そしてその夜、ルーシーが就寝前の「Stellaluna」を音読するシーンで「different(違う)」という単語が読めないと嘘を言いました。

2羽は長い間、静寂の中にいました。「僕たち 姿は・・・けど・・・」

引用:「アイアムサム」/配給会社:ニュー・ライン・シネマ

コウモリのイソップ寓話

サムは父親として読ませようとしましたが、ルーシーがdifferent(違う)という言葉を言うとサムが傷つくと思い読まなかったのでしょう。

この「Stellaluna」という絵本の物語は生まれてすぐ母親とはぐれたコウモリが、鳥の親に育てられ鳥らしくなるお話しです。

イソップ物語の「卑怯なコウモリ」は嘘つきの象徴なので、コウモリも鳥に育てられることで鳥の習慣に馴染んでいく話しにかけたのでしょうか?

ルーシーが“チョイス”した「嘘」で状況が動く

学校では父親のことで友達からからかわれていたルーシーは、7歳の誕生日会でサムは本当の父親でないと友達に嘘をついていたことが知れます。

ルーシーがサムを「本当の親じゃない」と言ったのは、からかう友達がうっとおしかっただけでサムを傷つける嘘ではないはずです。

しかしその嘘が原因でルーシーは施設に保護され別々に暮らすこととなり、ここからサムとルーシー親子の幸せの形が動き出しました。

ルーシーを取り戻すためのサムの“チョイス”

時代を越えて読み継がれる、このスース博士の名作は、1960年に出版されて以来ずっと読者を楽しませてきた。

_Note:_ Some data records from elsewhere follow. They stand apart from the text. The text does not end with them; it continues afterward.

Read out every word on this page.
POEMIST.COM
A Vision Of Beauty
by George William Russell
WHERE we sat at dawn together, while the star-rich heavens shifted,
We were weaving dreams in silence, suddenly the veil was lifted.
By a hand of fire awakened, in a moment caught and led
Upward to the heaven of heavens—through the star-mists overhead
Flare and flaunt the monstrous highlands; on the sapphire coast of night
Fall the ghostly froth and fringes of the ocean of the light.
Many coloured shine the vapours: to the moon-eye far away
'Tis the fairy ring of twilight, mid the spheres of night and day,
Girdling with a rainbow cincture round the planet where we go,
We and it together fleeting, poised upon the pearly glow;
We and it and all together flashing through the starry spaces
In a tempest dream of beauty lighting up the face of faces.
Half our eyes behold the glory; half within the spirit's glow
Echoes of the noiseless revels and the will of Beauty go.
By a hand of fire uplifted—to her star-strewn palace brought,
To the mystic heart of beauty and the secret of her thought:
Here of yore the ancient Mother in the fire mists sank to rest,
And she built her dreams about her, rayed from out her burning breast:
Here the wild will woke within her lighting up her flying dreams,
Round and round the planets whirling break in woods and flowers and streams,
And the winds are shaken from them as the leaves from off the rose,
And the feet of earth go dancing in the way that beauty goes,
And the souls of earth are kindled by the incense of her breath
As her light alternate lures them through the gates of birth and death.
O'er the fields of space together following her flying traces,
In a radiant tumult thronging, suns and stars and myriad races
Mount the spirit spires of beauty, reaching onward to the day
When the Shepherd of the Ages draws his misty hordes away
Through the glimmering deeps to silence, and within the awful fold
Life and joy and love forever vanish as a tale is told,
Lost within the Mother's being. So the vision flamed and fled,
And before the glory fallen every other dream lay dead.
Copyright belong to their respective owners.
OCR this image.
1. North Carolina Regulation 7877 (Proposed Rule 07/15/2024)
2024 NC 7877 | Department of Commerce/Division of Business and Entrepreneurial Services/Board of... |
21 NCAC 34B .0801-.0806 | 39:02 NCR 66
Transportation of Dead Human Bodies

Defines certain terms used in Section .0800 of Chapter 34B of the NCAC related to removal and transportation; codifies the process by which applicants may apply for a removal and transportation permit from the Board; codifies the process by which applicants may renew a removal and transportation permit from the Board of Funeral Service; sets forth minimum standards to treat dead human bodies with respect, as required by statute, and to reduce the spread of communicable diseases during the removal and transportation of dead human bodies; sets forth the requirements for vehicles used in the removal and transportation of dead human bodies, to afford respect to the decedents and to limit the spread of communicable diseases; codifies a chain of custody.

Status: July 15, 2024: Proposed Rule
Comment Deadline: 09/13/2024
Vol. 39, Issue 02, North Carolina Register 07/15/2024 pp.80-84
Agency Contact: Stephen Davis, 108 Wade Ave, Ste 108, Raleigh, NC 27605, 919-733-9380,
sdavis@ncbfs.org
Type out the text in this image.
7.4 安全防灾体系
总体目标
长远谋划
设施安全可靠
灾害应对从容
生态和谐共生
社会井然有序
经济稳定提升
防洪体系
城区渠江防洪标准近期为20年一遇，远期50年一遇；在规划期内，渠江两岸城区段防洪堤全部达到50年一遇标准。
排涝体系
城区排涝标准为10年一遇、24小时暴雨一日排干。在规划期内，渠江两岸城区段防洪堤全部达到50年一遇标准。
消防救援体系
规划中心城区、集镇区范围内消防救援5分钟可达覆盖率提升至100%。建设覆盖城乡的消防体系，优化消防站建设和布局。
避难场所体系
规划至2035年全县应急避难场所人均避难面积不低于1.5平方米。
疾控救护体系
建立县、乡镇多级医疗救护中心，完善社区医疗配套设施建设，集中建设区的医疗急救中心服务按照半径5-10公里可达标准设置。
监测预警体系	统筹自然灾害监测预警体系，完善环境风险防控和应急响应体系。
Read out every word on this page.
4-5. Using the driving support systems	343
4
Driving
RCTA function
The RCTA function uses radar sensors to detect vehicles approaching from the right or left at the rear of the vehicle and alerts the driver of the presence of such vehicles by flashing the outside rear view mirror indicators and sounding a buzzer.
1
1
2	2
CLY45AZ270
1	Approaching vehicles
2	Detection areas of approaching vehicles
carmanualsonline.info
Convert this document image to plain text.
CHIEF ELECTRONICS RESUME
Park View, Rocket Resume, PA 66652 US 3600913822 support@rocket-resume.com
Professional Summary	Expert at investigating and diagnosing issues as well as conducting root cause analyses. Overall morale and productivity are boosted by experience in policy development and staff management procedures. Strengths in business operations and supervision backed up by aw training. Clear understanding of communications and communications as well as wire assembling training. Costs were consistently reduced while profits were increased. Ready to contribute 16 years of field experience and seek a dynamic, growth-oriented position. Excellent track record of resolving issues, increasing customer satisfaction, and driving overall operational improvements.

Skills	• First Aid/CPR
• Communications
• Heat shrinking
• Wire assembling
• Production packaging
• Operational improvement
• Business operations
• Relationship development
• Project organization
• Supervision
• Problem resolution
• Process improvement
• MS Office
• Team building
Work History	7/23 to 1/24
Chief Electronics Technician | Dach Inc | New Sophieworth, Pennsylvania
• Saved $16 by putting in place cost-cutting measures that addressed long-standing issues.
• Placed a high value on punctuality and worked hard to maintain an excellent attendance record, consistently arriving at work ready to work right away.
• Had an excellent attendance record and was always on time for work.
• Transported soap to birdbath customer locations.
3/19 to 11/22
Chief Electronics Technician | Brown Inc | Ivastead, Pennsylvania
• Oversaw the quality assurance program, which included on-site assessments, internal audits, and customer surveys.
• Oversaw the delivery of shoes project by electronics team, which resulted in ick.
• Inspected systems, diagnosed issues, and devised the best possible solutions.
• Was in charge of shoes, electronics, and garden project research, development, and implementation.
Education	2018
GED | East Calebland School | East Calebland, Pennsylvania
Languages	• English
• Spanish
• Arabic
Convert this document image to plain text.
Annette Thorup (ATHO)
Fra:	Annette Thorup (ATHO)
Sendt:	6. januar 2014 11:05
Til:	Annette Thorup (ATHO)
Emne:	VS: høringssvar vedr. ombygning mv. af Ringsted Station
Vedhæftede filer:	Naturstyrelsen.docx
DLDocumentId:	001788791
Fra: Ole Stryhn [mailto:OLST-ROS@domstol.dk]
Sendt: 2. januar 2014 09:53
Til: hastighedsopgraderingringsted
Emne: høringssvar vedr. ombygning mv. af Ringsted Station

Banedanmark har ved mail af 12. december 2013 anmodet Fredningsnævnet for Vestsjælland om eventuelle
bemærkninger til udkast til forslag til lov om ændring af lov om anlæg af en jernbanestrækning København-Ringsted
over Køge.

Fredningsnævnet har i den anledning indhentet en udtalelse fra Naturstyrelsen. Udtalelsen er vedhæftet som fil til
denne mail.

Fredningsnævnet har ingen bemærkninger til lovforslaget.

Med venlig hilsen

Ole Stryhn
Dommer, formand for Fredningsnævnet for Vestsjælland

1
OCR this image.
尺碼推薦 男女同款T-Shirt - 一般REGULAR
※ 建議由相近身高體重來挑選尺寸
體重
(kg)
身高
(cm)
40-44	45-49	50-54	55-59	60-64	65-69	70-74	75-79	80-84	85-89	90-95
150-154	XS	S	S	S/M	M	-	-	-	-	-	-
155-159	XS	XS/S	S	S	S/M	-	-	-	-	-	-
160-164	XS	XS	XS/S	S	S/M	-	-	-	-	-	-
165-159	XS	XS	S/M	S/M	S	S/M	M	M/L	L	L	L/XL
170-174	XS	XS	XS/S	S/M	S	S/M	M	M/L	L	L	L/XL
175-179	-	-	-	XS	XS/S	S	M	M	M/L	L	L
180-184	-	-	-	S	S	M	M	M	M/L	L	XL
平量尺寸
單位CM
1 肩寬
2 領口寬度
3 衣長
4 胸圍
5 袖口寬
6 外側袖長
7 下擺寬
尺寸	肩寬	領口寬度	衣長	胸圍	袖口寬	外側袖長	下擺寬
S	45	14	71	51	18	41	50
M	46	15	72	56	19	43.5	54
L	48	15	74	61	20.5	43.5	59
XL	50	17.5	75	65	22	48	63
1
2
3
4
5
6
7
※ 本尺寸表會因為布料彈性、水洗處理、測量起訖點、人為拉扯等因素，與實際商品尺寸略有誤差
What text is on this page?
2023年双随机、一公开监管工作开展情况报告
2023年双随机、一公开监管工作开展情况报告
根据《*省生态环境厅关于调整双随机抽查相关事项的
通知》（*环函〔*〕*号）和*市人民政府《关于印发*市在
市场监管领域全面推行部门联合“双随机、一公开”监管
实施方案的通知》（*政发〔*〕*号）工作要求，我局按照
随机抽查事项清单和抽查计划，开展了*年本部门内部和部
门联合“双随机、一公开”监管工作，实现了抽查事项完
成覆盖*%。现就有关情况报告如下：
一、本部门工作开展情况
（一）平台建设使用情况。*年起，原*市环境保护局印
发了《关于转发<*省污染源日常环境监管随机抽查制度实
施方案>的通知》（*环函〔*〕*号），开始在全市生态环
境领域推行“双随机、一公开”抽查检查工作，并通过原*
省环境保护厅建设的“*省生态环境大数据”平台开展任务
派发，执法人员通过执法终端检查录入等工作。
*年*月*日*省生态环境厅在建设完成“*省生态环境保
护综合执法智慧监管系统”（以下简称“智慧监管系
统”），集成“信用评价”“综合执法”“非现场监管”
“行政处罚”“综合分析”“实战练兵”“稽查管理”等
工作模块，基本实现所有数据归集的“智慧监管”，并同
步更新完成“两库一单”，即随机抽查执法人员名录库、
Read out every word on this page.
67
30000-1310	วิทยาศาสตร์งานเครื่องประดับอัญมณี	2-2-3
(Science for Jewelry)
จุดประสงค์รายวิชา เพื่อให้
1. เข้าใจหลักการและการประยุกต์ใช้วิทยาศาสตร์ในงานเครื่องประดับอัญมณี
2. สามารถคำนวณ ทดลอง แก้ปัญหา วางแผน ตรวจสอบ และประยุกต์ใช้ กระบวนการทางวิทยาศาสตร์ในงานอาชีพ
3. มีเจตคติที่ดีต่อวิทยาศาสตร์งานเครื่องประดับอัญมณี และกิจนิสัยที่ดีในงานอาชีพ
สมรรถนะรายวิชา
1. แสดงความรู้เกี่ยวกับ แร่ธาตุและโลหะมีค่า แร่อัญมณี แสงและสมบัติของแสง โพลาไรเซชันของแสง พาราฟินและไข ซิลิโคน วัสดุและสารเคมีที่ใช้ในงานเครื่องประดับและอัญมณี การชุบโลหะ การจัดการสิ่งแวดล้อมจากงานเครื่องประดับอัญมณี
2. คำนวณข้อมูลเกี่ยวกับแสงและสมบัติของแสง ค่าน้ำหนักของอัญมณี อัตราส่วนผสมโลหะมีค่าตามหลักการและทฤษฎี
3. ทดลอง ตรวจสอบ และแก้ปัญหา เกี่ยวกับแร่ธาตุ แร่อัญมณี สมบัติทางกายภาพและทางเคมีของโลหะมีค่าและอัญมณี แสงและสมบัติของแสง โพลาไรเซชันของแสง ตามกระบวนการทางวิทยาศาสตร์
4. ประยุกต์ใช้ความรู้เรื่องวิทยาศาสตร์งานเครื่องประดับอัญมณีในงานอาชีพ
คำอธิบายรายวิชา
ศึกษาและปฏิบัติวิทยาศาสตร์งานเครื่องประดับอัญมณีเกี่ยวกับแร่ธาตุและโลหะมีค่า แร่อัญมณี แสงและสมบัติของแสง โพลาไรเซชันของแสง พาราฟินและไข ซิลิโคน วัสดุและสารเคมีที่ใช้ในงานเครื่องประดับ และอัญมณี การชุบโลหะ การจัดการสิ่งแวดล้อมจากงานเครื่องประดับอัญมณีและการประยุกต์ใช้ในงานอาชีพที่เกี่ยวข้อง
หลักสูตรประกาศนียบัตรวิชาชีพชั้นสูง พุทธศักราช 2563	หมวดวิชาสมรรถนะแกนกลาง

サムがルーシーの親権を取り戻すために“チョイス”したことは有能な弁護士を雇うことです。

弁護を請け負う気のない弁護士のリタでしたが、そんなことはわからないサムはしつこくオフィスに足を運びます。

その姿はルーシーにくり返し読ませていた絵本「Green Eggs and Ham」の話しとリンクしています。

食べてみなければわからないこと

「Green Eggs and Ham」に出てくる「Sam-I-am」は、主人公に新作の料理を食べさせたいが見た目の悪さに拒否され続けます。

「Sam I am」は、まるで電話のセールマンのようなしつこさです。

自分が作った新メニュー「緑色の卵焼きとハム」を何が何でも友人に食べさせようとします。

友人は疑り深くなかなか食べないので、Sam I amは悪戦苦闘して「新料理」を食べるように勧める。

引用:「Green Eggs and Ham」

自分がルーシーの父親であり一緒に暮らすことが最善だと、リタに主張し続けるサムの行動がまさにこの物語のサムと重なりました。

結果的に諦めずに訴え続けることでサムは有能な弁護士を無償で得ることができたからです。

物語は「見た目だけで拒否した料理が実は美味しかった。」というお話なのです。